If someone has the image trademarked or copyrighted or otherwise protected, then you may not profit from your recopying of that image. You would need to discover who owns the mark and negotiate with them for a license to use it on your products.
This answer is provided for informational purposes only. Actual legal advice can only be provided in an office consultation by an attorney licensed in your jurisdiction, with experience in the area of law in which your concern lies.
Yes, you can't appropriate that image to market your own product. You can look up for owner on the USPTO website, linked below, and ask the Japanese company, through its TM lawyer, for a license.
Disclaimer: Please note that this answer does not constitute legal advice, and should not be relied on, since each state has different laws, each situation is fact specific, and it is impossible to evaluate a legal problem without a comprehensive consultation and review of all the facts and documents at issue. This answer does not create an attorney-client relationship.
If there's a market for spare tire covers showing a silly cat face then ... well, it's just about time to give up.
The direct answer to your question is as my colleagues have noted: you can't use the silly cat face w/o permission from the company who uses it as a trademark [note: the image is protected under copyright law as well]. To lawfully offer for sale spare tires showing the silly cat face [and please don't] you would need to buy a license from the trademark owner. Contact the attorney listed here http://tarr.uspto.gov/servlet/tarr?regser=serial&entry=73388922 . Or not.
It is not clear what you are doing - if you are going to apply the "Hello Kitty" image to any product and sell the product, as others point out, you would need a license from the trademark owner (trademarks apply to images as well as names, if the image is used as a trademark, and that one clearly is).
If, however, you purchased something already with the Hello Kitty on it (like a shirt or towel or something) and you are just going to cut that out and attach it somehow to a tire cover for your own personal use . . . no that is not a trademark use nor an infringement.
Please note, even if you bought those items in bulk and cut them out and sold them you still have a trademark problem - unlike copyrights and patents, where there is a first sale or exhaustion doctrine in most cases, that is inapplicable to trademarks.

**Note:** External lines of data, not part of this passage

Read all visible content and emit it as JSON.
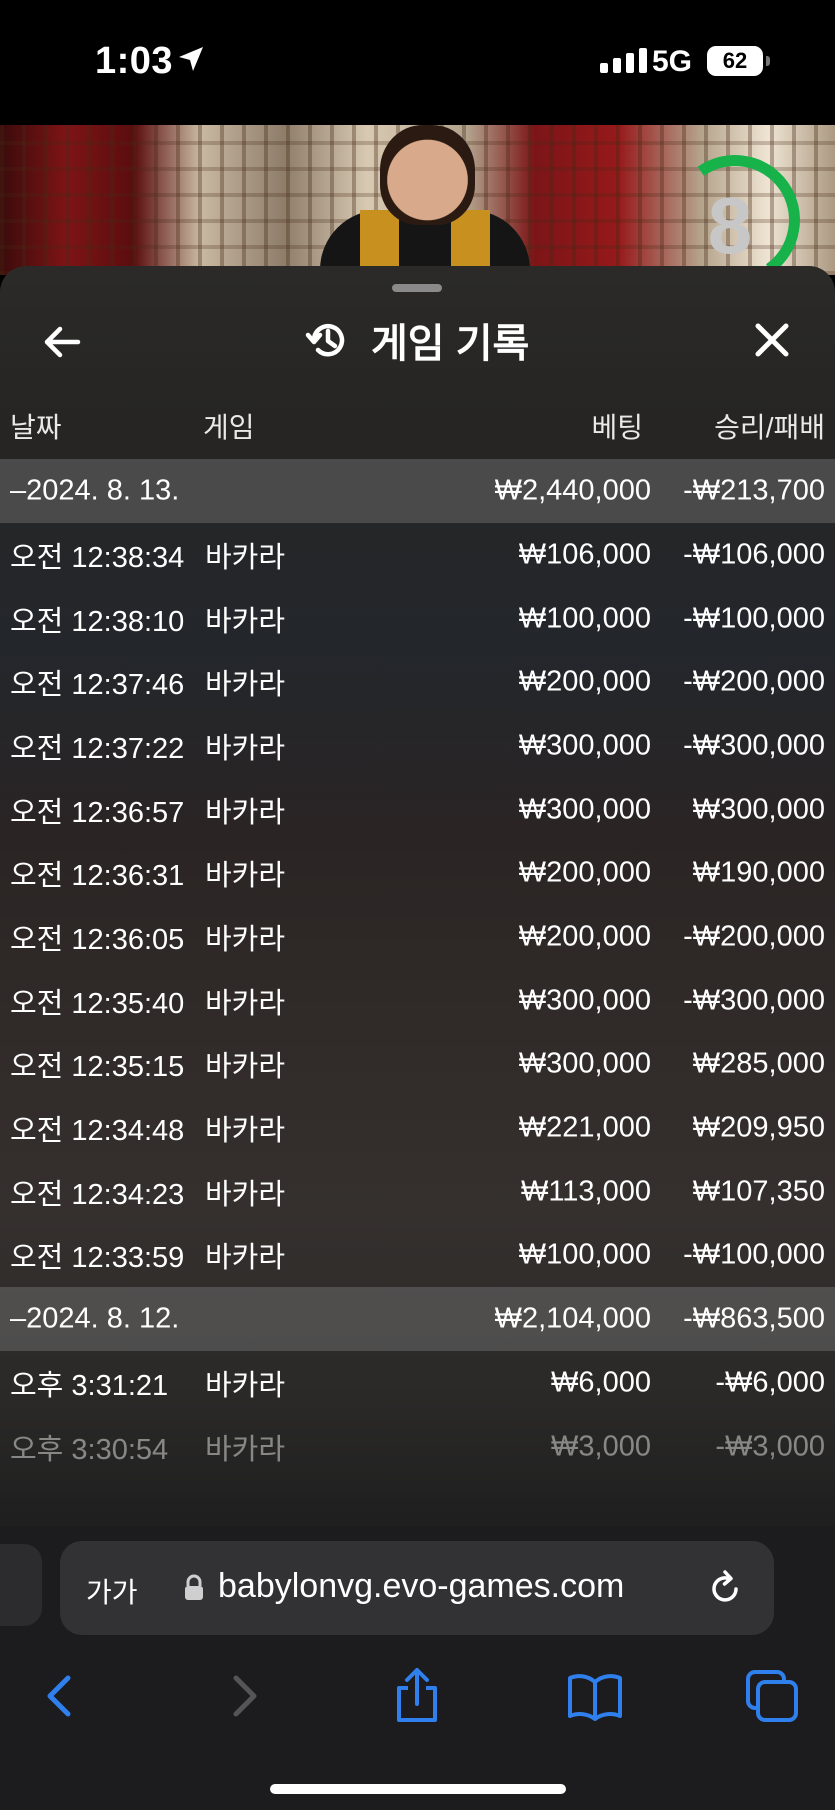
{
  "status_bar": {
    "time": "1:03",
    "network": "5G",
    "battery": "62"
  },
  "video": {
    "countdown": "8"
  },
  "sheet": {
    "title": "게임 기록",
    "columns": {
      "date": "날짜",
      "game": "게임",
      "bet": "베팅",
      "result": "승리/패배"
    },
    "groups": [
      {
        "date": "–2024. 8. 13.",
        "bet_total": "₩2,440,000",
        "result_total": "-₩213,700",
        "rows": [
          {
            "time": "오전 12:38:34",
            "game": "바카라",
            "bet": "₩106,000",
            "result": "-₩106,000"
          },
          {
            "time": "오전 12:38:10",
            "game": "바카라",
            "bet": "₩100,000",
            "result": "-₩100,000"
          },
          {
            "time": "오전 12:37:46",
            "game": "바카라",
            "bet": "₩200,000",
            "result": "-₩200,000"
          },
          {
            "time": "오전 12:37:22",
            "game": "바카라",
            "bet": "₩300,000",
            "result": "-₩300,000"
          },
          {
            "time": "오전 12:36:57",
            "game": "바카라",
            "bet": "₩300,000",
            "result": "₩300,000"
          },
          {
            "time": "오전 12:36:31",
            "game": "바카라",
            "bet": "₩200,000",
            "result": "₩190,000"
          },
          {
            "time": "오전 12:36:05",
            "game": "바카라",
            "bet": "₩200,000",
            "result": "-₩200,000"
          },
          {
            "time": "오전 12:35:40",
            "game": "바카라",
            "bet": "₩300,000",
            "result": "-₩300,000"
          },
          {
            "time": "오전 12:35:15",
            "game": "바카라",
            "bet": "₩300,000",
            "result": "₩285,000"
          },
          {
            "time": "오전 12:34:48",
            "game": "바카라",
            "bet": "₩221,000",
            "result": "₩209,950"
          },
          {
            "time": "오전 12:34:23",
            "game": "바카라",
            "bet": "₩113,000",
            "result": "₩107,350"
          },
          {
            "time": "오전 12:33:59",
            "game": "바카라",
            "bet": "₩100,000",
            "result": "-₩100,000"
          }
        ]
      },
      {
        "date": "–2024. 8. 12.",
        "bet_total": "₩2,104,000",
        "result_total": "-₩863,500",
        "rows": [
          {
            "time": "오후 3:31:21",
            "game": "바카라",
            "bet": "₩6,000",
            "result": "-₩6,000"
          },
          {
            "time": "오후 3:30:54",
            "game": "바카라",
            "bet": "₩3,000",
            "result": "-₩3,000"
          }
        ]
      }
    ]
  },
  "browser": {
    "text_size": "가가",
    "url": "babylonvg.evo-games.com"
  },
  "colors": {
    "accent_blue": "#2f80ed",
    "timer_green": "#17b24a"
  },
  "icons": [
    "location-arrow-icon",
    "back-arrow-icon",
    "history-icon",
    "close-icon",
    "lock-icon",
    "reload-icon",
    "nav-back-icon",
    "nav-forward-icon",
    "share-icon",
    "bookmarks-icon",
    "tabs-icon"
  ]
}
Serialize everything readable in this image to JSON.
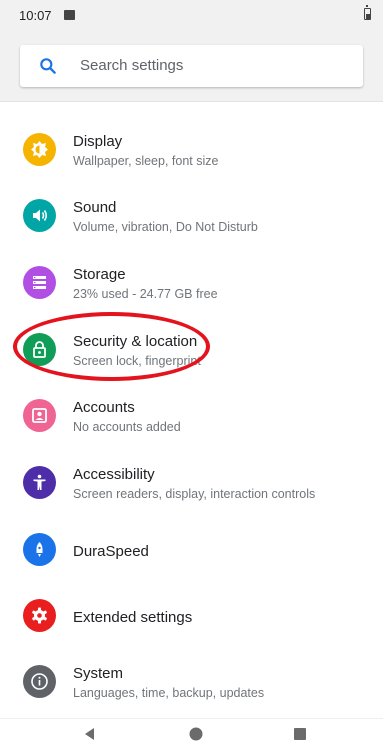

Trademark law is much more complex and nuanced than my esteemed colleagues may suggest. Not all trademarks, even if registered, are created equal. Some are famous and have acquired "secondary meaning" associated with a specific product, service or company. Others have been registered but are barely used, if at all, and are not known to members of the public. Each circumstance is different. Further, if you infringe a mark (intentionally or accidentally), it is not always the end of the world, nor is the trademark owner automatically entitled to stop you. The touchstone of trademark law is whether there is a likelihood of confusion between the trademark owner and its products and the infringer and its products. I never heard of "hello kitty" today so I do have enough information to begin to advise you. But there are many circumstances in which I have been able to advise clients that their use of a trademark--even if technically infringing--will not necessarily cause problems or result in litigation. Just because someone suceeds in getting the US Patent and Trademark Office to register its trademark does not mean that the trademark is valid and enforceable, nor does it mean that the trademark or something close to it can never be used by anyone else for any purpose. You need to consult with experienced intellectual property counsel before making any decisions about how to proceed on a matter such as this one.